Para quem esperava que 2021 seria um ano um pouco mais fácil em relação ao enfrentamento à pandemia do novo coronavírus (Covid-19), que chegou a dar sinais de enfraquecimento no final do ano passado, o avanço dos meses tem mostrado que ainda há um longo caminho a ser percorrido.

Depois de enfrentar momentos de caos entre março e abril, com colapso na rede hospitalar e recorde de contaminações e mortes registrados em cidades de norte a sul do país, muitos governantes imaginaram que poderiam respirar mais aliviados, mas o contexto atual é totalmente diferente.

Muito mais depressa do que se podia imaginar, estamos diante de uma terceira onda da pandemia, que pode trazer consequências muito mais sérias do que as vistas até aqui, em decorrência do desrespeito aos protocolos, da circulação de novas variantes e outros tantos fatores.

Coloque-se a culpa até mesmo na vacinação da população, que, apesar de avanços recentes no cronograma inicialmente divulgado, ainda segue em ritmo lento se comparada a países que trataram a maior crise sanitária da história recente, desde o princípio, com a seriedade necessária.

Países em que governantes pregam respeito às recomendações e agem com amparo na ciência estão colhendo os frutos. O Brasil, que vê seu chefe de Estado reunir milhares de pessoas igualmente irresponsáveis para passear de moto, ainda terá que sofrer um pouco.

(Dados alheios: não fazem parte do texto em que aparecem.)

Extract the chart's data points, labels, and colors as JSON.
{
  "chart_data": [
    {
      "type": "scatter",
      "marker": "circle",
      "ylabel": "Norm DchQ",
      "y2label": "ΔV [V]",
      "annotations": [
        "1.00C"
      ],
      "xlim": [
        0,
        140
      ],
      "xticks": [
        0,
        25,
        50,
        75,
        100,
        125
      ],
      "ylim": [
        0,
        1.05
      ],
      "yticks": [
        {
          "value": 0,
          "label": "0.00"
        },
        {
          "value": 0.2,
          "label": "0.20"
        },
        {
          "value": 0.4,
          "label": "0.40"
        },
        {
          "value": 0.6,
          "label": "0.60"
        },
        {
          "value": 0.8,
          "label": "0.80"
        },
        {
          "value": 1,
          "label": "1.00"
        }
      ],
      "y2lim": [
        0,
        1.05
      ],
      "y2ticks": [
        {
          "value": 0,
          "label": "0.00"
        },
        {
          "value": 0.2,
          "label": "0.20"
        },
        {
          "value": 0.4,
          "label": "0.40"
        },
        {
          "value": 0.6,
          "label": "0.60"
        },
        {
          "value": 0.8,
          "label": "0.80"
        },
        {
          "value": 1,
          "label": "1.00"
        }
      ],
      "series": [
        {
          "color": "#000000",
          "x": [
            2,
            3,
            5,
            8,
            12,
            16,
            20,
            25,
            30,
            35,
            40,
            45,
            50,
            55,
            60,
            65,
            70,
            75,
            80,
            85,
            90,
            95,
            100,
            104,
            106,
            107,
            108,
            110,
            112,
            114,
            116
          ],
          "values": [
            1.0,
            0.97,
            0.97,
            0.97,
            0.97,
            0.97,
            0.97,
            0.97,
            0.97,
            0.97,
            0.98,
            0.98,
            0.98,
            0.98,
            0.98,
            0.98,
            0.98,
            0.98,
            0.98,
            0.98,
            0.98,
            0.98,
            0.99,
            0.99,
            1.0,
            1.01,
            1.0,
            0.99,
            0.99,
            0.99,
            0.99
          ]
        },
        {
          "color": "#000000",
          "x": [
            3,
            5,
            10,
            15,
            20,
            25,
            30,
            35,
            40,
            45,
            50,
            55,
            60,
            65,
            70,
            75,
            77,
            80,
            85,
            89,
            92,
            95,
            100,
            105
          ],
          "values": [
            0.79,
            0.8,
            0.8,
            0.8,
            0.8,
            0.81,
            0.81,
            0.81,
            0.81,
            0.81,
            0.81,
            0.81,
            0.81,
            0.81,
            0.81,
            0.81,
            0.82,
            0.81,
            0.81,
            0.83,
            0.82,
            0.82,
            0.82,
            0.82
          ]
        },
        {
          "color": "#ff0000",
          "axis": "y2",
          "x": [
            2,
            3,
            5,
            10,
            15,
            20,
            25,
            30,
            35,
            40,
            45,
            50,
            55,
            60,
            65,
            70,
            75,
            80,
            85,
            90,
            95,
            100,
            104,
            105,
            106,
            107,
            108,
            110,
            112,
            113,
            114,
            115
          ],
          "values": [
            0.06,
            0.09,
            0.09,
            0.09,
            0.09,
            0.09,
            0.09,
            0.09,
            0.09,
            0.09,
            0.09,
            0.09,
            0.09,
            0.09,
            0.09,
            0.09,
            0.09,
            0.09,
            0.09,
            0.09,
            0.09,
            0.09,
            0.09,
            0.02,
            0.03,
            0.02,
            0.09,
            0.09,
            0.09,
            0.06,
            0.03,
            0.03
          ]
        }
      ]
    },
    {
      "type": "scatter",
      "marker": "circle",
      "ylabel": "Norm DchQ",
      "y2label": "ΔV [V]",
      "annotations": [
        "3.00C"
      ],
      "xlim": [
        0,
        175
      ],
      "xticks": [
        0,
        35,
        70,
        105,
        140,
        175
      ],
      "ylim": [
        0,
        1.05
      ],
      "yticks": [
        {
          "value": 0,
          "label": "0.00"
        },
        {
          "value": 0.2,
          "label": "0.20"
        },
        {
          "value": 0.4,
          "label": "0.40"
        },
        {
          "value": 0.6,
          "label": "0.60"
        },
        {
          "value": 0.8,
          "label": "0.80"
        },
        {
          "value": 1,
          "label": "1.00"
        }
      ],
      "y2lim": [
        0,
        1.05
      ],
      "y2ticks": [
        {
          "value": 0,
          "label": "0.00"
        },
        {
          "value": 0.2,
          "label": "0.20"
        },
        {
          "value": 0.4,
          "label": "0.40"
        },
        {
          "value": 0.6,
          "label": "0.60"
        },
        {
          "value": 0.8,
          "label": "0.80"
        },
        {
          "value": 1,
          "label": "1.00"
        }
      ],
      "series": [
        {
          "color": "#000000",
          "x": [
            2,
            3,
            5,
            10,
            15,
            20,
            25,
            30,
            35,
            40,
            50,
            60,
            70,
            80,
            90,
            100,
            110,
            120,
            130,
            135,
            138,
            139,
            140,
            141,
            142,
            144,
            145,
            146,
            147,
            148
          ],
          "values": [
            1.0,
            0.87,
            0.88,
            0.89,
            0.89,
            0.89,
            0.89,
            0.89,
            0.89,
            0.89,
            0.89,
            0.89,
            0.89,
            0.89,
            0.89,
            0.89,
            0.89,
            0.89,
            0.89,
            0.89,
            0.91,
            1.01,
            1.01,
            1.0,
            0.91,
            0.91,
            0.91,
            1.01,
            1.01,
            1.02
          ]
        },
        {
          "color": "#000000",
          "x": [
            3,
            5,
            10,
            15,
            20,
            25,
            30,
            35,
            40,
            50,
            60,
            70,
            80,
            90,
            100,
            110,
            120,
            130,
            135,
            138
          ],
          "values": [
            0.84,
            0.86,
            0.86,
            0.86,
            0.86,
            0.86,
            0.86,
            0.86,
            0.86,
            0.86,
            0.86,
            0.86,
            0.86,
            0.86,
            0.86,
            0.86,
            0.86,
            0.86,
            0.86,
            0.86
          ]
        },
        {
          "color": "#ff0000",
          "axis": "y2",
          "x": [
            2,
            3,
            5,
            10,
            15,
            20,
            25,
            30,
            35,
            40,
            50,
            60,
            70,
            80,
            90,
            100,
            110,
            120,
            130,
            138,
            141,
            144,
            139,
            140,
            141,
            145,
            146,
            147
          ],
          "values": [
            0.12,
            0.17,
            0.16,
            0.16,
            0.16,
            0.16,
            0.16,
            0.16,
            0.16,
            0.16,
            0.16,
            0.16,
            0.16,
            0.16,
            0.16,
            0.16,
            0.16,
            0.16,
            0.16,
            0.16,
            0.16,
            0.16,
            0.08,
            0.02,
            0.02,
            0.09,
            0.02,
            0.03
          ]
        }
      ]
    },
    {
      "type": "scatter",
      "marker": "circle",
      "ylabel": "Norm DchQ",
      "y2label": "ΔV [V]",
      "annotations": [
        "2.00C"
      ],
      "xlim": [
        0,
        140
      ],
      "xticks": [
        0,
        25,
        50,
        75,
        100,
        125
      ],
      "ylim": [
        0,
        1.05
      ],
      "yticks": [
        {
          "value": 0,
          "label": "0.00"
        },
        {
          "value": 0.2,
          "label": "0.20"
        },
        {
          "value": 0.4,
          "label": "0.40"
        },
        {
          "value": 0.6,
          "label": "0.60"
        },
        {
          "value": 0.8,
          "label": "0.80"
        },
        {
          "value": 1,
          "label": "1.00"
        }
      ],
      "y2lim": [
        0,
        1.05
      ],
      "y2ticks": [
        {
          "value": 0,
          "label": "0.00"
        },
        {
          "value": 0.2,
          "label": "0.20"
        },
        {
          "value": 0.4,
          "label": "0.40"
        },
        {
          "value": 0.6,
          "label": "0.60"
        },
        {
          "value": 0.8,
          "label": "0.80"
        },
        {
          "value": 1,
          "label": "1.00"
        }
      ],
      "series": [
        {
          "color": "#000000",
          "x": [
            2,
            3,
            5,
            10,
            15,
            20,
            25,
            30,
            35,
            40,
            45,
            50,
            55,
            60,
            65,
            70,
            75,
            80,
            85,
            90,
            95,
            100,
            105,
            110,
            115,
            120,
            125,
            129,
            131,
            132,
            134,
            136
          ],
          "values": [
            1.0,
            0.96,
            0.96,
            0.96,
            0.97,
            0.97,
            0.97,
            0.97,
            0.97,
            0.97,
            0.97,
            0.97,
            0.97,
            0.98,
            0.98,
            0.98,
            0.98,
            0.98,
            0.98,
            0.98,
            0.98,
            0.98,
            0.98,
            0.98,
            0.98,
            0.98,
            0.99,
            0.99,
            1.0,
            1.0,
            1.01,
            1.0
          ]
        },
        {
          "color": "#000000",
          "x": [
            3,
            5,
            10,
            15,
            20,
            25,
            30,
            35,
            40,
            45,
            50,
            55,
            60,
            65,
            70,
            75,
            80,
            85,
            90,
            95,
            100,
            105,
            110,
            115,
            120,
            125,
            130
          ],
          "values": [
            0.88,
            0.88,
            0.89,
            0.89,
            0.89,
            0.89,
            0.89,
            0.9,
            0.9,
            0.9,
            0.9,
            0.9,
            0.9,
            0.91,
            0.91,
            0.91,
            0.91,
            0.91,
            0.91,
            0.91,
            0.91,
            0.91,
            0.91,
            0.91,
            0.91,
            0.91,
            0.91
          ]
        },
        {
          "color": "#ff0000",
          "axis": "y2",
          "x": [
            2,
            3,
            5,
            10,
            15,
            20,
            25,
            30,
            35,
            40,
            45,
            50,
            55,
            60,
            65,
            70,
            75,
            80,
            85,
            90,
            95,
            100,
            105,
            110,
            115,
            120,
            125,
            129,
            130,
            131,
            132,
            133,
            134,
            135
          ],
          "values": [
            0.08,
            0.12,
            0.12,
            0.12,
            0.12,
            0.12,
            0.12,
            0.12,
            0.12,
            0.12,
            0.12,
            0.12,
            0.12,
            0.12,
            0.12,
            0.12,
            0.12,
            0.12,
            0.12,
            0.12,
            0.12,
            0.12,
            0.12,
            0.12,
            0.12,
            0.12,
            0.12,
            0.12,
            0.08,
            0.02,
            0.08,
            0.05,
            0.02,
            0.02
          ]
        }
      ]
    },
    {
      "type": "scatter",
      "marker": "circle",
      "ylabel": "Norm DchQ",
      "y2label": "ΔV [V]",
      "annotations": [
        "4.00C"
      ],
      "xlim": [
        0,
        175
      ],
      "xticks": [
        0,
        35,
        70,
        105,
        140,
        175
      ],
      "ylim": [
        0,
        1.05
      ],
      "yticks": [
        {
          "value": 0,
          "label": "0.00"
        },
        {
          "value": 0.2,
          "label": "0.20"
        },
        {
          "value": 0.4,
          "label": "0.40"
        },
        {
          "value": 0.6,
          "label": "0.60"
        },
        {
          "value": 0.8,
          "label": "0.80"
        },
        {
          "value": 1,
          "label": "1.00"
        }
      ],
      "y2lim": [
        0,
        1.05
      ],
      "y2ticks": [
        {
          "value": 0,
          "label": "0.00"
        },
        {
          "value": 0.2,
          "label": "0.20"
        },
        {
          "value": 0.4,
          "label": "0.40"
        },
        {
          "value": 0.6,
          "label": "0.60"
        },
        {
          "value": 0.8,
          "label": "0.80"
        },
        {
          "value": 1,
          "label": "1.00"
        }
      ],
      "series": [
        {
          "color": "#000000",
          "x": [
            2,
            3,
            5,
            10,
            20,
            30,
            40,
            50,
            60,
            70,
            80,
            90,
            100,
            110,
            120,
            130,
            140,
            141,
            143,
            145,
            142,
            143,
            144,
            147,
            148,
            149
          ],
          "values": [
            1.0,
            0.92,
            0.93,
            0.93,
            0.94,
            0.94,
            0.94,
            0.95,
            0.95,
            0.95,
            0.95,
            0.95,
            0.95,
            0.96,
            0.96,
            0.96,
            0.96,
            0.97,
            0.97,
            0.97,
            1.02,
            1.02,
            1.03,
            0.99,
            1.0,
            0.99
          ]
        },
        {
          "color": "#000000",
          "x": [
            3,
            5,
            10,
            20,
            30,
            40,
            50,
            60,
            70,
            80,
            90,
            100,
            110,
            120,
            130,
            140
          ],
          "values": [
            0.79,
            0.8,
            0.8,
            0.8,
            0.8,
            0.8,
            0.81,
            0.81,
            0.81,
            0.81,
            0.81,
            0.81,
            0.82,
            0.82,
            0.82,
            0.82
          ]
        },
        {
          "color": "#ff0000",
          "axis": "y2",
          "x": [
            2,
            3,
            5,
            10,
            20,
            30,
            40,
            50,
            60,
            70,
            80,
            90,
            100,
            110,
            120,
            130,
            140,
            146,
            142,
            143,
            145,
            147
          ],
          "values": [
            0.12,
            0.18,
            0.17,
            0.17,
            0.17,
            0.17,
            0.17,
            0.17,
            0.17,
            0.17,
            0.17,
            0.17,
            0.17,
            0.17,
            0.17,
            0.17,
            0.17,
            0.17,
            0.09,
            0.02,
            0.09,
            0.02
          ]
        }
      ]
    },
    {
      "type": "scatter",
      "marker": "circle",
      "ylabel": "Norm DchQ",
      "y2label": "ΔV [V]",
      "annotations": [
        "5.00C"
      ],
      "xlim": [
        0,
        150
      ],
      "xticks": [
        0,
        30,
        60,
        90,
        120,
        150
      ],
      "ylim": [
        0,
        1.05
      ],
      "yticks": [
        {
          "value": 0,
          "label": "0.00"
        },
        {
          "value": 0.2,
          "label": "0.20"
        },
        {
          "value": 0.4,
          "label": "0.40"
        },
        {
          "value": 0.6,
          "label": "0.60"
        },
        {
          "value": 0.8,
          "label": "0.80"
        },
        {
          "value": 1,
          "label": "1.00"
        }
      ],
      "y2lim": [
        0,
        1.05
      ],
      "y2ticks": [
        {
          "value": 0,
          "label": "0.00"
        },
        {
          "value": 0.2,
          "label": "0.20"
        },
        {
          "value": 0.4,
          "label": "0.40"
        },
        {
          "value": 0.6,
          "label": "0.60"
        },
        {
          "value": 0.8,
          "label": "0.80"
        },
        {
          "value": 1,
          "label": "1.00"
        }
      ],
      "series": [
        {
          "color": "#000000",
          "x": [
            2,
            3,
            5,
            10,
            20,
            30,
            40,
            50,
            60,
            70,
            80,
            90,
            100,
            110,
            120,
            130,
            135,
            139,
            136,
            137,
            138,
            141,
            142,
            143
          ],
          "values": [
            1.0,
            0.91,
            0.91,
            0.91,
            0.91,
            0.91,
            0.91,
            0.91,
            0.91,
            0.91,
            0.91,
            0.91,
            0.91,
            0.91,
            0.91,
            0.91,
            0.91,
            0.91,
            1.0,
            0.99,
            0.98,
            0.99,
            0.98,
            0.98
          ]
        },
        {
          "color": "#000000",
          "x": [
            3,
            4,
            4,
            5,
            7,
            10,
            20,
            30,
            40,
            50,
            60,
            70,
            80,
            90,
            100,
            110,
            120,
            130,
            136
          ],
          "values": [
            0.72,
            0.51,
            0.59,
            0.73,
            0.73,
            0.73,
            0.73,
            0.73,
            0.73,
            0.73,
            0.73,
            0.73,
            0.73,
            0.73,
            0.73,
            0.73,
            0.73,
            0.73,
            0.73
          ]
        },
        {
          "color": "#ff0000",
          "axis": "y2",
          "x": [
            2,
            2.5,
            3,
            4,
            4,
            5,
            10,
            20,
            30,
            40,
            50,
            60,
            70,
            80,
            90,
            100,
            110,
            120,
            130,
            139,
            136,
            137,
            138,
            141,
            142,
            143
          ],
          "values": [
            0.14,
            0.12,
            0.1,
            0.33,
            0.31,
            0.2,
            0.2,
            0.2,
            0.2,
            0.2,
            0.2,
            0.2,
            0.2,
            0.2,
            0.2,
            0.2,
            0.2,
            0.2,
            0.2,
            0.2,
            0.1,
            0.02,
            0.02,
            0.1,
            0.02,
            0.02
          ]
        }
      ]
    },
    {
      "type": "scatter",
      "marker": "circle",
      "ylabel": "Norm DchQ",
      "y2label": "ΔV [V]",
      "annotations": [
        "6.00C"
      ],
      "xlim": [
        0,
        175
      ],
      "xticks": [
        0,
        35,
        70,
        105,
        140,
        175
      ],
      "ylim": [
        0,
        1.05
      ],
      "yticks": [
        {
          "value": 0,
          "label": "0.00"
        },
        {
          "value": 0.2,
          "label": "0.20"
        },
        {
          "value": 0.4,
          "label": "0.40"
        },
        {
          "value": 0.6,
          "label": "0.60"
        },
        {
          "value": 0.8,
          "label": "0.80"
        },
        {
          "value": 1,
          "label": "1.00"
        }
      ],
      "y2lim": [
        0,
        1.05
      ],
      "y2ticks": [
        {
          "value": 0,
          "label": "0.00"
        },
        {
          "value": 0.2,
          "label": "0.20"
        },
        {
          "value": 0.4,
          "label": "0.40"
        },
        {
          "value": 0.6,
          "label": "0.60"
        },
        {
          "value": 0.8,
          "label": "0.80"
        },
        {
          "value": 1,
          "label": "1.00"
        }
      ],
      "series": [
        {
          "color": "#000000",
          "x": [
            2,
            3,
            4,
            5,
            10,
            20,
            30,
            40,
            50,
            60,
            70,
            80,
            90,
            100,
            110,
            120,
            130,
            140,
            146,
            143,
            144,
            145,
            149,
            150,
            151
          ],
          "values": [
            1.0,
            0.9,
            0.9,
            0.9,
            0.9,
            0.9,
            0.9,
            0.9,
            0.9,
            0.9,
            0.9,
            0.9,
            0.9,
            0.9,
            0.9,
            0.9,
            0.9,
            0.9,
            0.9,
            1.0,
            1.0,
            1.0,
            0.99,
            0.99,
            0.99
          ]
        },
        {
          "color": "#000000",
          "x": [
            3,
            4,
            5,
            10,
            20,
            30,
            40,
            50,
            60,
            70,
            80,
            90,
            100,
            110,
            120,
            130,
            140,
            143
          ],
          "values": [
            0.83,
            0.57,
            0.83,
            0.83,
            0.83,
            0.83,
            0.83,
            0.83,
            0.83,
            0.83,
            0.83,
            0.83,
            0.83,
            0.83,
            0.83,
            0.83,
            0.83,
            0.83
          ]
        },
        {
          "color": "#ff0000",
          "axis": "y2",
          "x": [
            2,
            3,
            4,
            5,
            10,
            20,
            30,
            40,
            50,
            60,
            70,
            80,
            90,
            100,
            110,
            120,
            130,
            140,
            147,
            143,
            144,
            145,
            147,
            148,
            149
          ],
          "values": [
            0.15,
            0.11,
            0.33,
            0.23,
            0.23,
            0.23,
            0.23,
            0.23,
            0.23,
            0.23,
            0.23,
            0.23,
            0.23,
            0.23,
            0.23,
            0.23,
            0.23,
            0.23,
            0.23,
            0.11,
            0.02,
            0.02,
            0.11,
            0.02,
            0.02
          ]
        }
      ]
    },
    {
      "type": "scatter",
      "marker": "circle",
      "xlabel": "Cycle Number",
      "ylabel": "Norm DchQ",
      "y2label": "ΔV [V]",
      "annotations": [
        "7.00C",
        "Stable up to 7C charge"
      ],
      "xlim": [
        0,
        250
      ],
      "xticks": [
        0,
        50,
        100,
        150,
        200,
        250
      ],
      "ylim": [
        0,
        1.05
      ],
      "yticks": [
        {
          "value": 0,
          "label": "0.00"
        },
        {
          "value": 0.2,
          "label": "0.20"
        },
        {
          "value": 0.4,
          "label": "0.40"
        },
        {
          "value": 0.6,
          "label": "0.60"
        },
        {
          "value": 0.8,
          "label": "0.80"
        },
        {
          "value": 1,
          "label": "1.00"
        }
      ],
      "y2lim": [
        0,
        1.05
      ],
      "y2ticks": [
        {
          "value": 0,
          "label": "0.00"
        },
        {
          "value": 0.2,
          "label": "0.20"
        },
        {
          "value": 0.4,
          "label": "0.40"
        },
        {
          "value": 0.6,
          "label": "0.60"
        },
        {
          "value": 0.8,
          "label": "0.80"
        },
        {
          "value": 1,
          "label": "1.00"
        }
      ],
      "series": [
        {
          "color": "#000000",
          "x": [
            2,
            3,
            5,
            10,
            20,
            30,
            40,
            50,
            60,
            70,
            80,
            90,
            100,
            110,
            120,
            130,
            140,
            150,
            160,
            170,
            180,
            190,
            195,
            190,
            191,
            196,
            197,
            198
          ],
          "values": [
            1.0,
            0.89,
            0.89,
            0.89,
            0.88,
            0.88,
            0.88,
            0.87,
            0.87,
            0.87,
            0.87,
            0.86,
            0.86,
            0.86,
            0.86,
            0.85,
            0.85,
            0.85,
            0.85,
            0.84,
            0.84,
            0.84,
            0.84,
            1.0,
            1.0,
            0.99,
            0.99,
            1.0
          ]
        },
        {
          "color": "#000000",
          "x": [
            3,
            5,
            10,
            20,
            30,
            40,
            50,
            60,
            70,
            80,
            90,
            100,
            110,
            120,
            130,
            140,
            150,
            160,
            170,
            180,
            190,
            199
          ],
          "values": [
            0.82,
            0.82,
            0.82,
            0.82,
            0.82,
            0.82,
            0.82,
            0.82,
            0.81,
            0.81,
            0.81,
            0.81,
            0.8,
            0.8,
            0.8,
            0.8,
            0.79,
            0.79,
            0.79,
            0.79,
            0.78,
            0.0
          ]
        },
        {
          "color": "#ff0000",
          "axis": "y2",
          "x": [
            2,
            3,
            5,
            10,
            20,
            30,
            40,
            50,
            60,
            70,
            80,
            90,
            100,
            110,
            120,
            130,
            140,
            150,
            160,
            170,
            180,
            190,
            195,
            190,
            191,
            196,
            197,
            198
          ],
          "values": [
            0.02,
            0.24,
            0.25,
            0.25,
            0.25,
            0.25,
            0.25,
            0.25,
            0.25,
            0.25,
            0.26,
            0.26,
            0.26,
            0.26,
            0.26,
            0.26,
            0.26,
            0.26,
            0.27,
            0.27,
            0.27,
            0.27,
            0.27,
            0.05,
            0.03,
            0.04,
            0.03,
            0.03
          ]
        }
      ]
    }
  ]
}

As altas taxas de infecção e os sempre elevados índices de ocupação hospitalar – que têm feito com que muitos pacientes morram em filas de hospitais do país – são reflexo de nossos próprios erros. Tudo isso é resultado de um amontoado interminável de idiotices cometidas no dia a dia por uma parcela significativa da população. Contra isso, não existe vacina.